Here is what my table of data looks like. I am trying to figure out how to get my “Lbs per CF (H2O)” calculated field to be correct. It should equal the sum of Total Pounds for a given week divided by the H2O Used for that week (single value). What would this calculation look like? What is shown in the table is not correct. The value should be something like 2.2 for the week of 9/2.
Appreciate your help on this! I keep getting stuck and I guess I can’t wrap my head around these LACs. I have a bar chart that I will put FormattedDateField across the x axis and my Lbs per CF calculated field as the value. FormattedDateField will change based on if the user chooses to look at the data at the daily, weekly, monthly, quarterly, or yearly level.
I can’t seem to get the calculation to work at the different levels.
For example, here is what my table looks like using this for Lbs Per CF (H2O). (Note I’ve also tried what I said worked above at the week level)
If I describe it in words, it should be the sum of total pounds for all the rows within the FormattedDateField level divided by the sum of the distinct rows of H2O for the same time period.
What makes your problem more difficult is that your “H2O Used” value is at the week level but you want to calculate “Lbs per CF” at different levels of granularity.
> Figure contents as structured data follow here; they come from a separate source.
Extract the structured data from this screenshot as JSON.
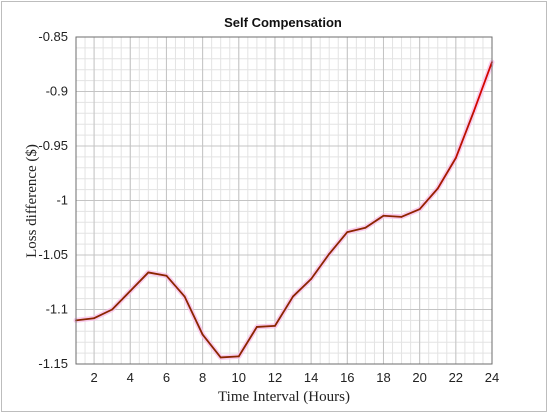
{
  "chart_data": {
    "type": "line",
    "title": "Self Compensation",
    "xlabel": "Time Interval (Hours)",
    "ylabel": "Loss difference ($)",
    "xlim": [
      1,
      24
    ],
    "ylim": [
      -1.15,
      -0.85
    ],
    "x_ticks": [
      2,
      4,
      6,
      8,
      10,
      12,
      14,
      16,
      18,
      20,
      22,
      24
    ],
    "y_ticks": [
      -1.15,
      -1.1,
      -1.05,
      -1,
      -0.95,
      -0.9,
      -0.85
    ],
    "x_tick_labels": [
      "2",
      "4",
      "6",
      "8",
      "10",
      "12",
      "14",
      "16",
      "18",
      "20",
      "22",
      "24"
    ],
    "y_tick_labels": [
      "-1.15",
      "-1.1",
      "-1.05",
      "-1",
      "-0.95",
      "-0.9",
      "-0.85"
    ],
    "grid": true,
    "minor_grid": true,
    "series": [
      {
        "color": "#8B0000",
        "x": [
          1,
          2,
          3,
          4,
          5,
          6,
          7,
          8,
          9,
          10,
          11,
          12,
          13,
          14,
          15,
          16,
          17,
          18,
          19,
          20,
          21,
          22,
          23,
          24
        ],
        "y": [
          -1.11,
          -1.108,
          -1.1,
          -1.083,
          -1.066,
          -1.069,
          -1.088,
          -1.123,
          -1.144,
          -1.143,
          -1.116,
          -1.115,
          -1.088,
          -1.072,
          -1.049,
          -1.029,
          -1.025,
          -1.014,
          -1.015,
          -1.008,
          -0.989,
          -0.961,
          -0.918,
          -0.873
        ]
      }
    ],
    "gradient_colors": [
      "#8B2500",
      "#E00000"
    ]
  }
}
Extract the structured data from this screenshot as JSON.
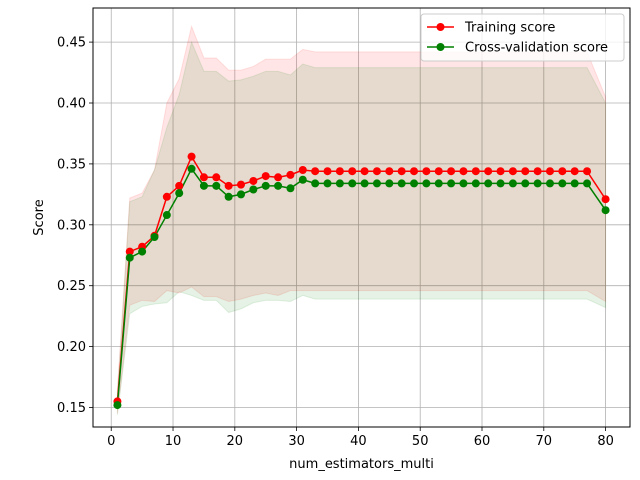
{
  "chart_data": {
    "type": "line",
    "title": "",
    "xlabel": "num_estimators_multi",
    "ylabel": "Score",
    "xlim": [
      -2.95,
      83.95
    ],
    "ylim": [
      0.134,
      0.478
    ],
    "xticks": [
      0,
      10,
      20,
      30,
      40,
      50,
      60,
      70,
      80
    ],
    "yticks": [
      0.15,
      0.2,
      0.25,
      0.3,
      0.35,
      0.4,
      0.45
    ],
    "grid": true,
    "legend_position": "top-right",
    "x": [
      1,
      3,
      5,
      7,
      9,
      11,
      13,
      15,
      17,
      19,
      21,
      23,
      25,
      27,
      29,
      31,
      33,
      35,
      37,
      39,
      41,
      43,
      45,
      47,
      49,
      51,
      53,
      55,
      57,
      59,
      61,
      63,
      65,
      67,
      69,
      71,
      73,
      75,
      77,
      80
    ],
    "series": [
      {
        "name": "Training score",
        "color": "#ff0000",
        "fill_color": "#ff0000",
        "values": [
          0.155,
          0.278,
          0.282,
          0.291,
          0.323,
          0.332,
          0.356,
          0.339,
          0.339,
          0.332,
          0.333,
          0.336,
          0.34,
          0.339,
          0.341,
          0.345,
          0.344,
          0.344,
          0.344,
          0.344,
          0.344,
          0.344,
          0.344,
          0.344,
          0.344,
          0.344,
          0.344,
          0.344,
          0.344,
          0.344,
          0.344,
          0.344,
          0.344,
          0.344,
          0.344,
          0.344,
          0.344,
          0.344,
          0.344,
          0.321
        ],
        "upper": [
          0.165,
          0.322,
          0.326,
          0.345,
          0.4,
          0.42,
          0.463,
          0.437,
          0.437,
          0.427,
          0.427,
          0.43,
          0.436,
          0.436,
          0.436,
          0.444,
          0.442,
          0.442,
          0.442,
          0.442,
          0.442,
          0.442,
          0.442,
          0.442,
          0.442,
          0.442,
          0.442,
          0.442,
          0.442,
          0.442,
          0.442,
          0.442,
          0.442,
          0.442,
          0.442,
          0.442,
          0.442,
          0.442,
          0.442,
          0.405
        ],
        "lower": [
          0.145,
          0.234,
          0.238,
          0.237,
          0.246,
          0.244,
          0.249,
          0.241,
          0.241,
          0.237,
          0.239,
          0.242,
          0.244,
          0.242,
          0.246,
          0.246,
          0.246,
          0.246,
          0.246,
          0.246,
          0.246,
          0.246,
          0.246,
          0.246,
          0.246,
          0.246,
          0.246,
          0.246,
          0.246,
          0.246,
          0.246,
          0.246,
          0.246,
          0.246,
          0.246,
          0.246,
          0.246,
          0.246,
          0.246,
          0.237
        ]
      },
      {
        "name": "Cross-validation score",
        "color": "#008000",
        "fill_color": "#008000",
        "values": [
          0.152,
          0.273,
          0.278,
          0.29,
          0.308,
          0.326,
          0.346,
          0.332,
          0.332,
          0.323,
          0.325,
          0.329,
          0.332,
          0.332,
          0.33,
          0.337,
          0.334,
          0.334,
          0.334,
          0.334,
          0.334,
          0.334,
          0.334,
          0.334,
          0.334,
          0.334,
          0.334,
          0.334,
          0.334,
          0.334,
          0.334,
          0.334,
          0.334,
          0.334,
          0.334,
          0.334,
          0.334,
          0.334,
          0.334,
          0.312
        ],
        "upper": [
          0.16,
          0.319,
          0.323,
          0.345,
          0.38,
          0.407,
          0.45,
          0.426,
          0.426,
          0.418,
          0.419,
          0.422,
          0.426,
          0.426,
          0.423,
          0.432,
          0.429,
          0.429,
          0.429,
          0.429,
          0.429,
          0.429,
          0.429,
          0.429,
          0.429,
          0.429,
          0.429,
          0.429,
          0.429,
          0.429,
          0.429,
          0.429,
          0.429,
          0.429,
          0.429,
          0.429,
          0.429,
          0.429,
          0.429,
          0.4
        ],
        "lower": [
          0.144,
          0.227,
          0.233,
          0.235,
          0.236,
          0.245,
          0.242,
          0.238,
          0.238,
          0.228,
          0.231,
          0.236,
          0.238,
          0.238,
          0.237,
          0.242,
          0.239,
          0.239,
          0.239,
          0.239,
          0.239,
          0.239,
          0.239,
          0.239,
          0.239,
          0.239,
          0.239,
          0.239,
          0.239,
          0.239,
          0.239,
          0.239,
          0.239,
          0.239,
          0.239,
          0.239,
          0.239,
          0.239,
          0.239,
          0.232
        ]
      }
    ]
  }
}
For example, let’s say you want to show monthly Lbs per CF. That means you also have to calculated monthly H2O Used. How would you do that for the month of August? 65162 + 33578 + 27330 + 36737 + 34259 doesn’t seem right. Jul 21 contributed to the 34259 and Sep 1 contributed to the 65162 but both of those dates are excluded from the month of August.
If your H2O values are at the week level, then it only makes sense to calculate Lbs per CF at the week level. If you want to calculate the ratio at different granularity levels, you need to start with H2O Used per day in your dataset.
Yes you are right. The H2O used reported on 9/2 is really actual data for the end of August. The client I’m working on this for understands this but still wants to analyze this data at weekly, monthly, quarterly, and yearly levels. They are ok with the issue you raised. They cannot report these meter readings at the daily level, only weekly. Is there any way I can accomplish this?
How would you do it for the month of September? If you have only 1 data point, what value would you use as denominator to calculate the ratio for September? 65162 divided by 7?
Can you try this?
Lbs per CF (H2O) = sum({Total Lbs}) / sum(min({H2O Used}, [{Week Ending}]))
Then put “Weekend Ending” and “Lbs per CF (H2O)” in your visual. As you change “Weekend Ending” to Month, Quarter and Year in your visual, the calculated value for “Lbs per CF (H2O)” should change.
Thanks for all your help with this. I couldn’t get this to work so what I decided to do was use Amazon Glue DataBrew on my 2 sets of S3 data and do an outer join so I didn’t end up with duplicate meter readings (weekly) for each pounds value (daily). So now my Lbs per CF (H2O) calculation is simply sum(Total Pounds) / sum(H2O Used).